# Kritter keeper for mantids



## KevinsWither (Dec 11, 2016)

Is it possible to use kritter keepers for mantids? I have a few medium ones and a few small ones.


----------



## hibiscusmile (Dec 12, 2016)

Sure, u may need some screen glued inside depending on size of mantis, but no reason why u cant use them


----------



## mantisfan101 (Aug 11, 2017)

Personally I have zero success using critter keepers- it caused a chinese mantis male to become SEVERELY deformed during a molt(he didnt even successfully molt actually and got stuck because he tried molting on the floor because he couldnt climb) and disabled my ghost mantis female's ability to climb.


----------



## Digger (Aug 12, 2017)

Over the years, I've had very good luck with Krit Keepers.  However - as mantisfan101 mentioned above, it's imperative you put your mantis in larger cages as they molt.  It currently am raising Tenodera Sinensis.  As they outgrow each container, they are moved to a larger container (about 3x molted length high).  This can be an expensive proposition for some.  I have large and the very large sizes for L5 through adult molt.  Yes, one or two sides should be modified with screen/mesh for climbing to hang upside down off the top.

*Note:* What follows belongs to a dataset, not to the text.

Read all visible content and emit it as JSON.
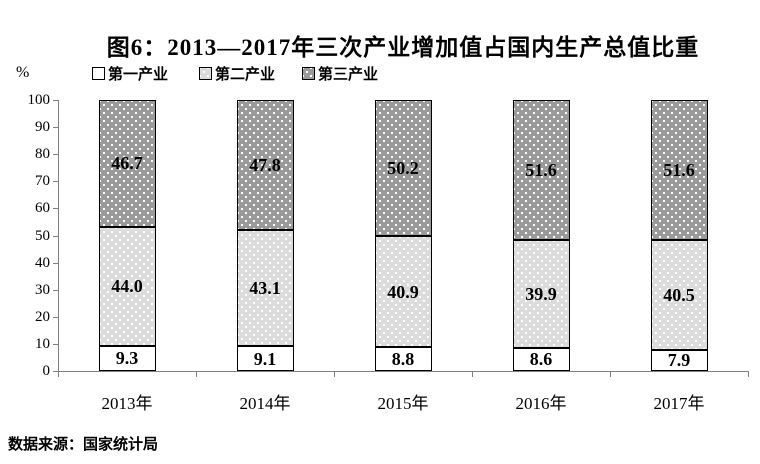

Here is a current picture of Photon in her Kritter Keeper.  She molted very successfully hanging from the top.  The sticks were removed prior to her molt.


----------



## hymenopus (Aug 13, 2017)

Nice mantis


----------



## Serle (Aug 13, 2017)

I have had mismoults when they shed from the side of the K.K. especially  Tenoderas .  If they hang from the top seem they have ample room..  S


----------



## izbiggs (Aug 17, 2017)

I think it can work, especially for smaller species and at least one gripping surface other than just the lid of the cage. I've had budwings and even s lineola successfully molt to adult in them.


----------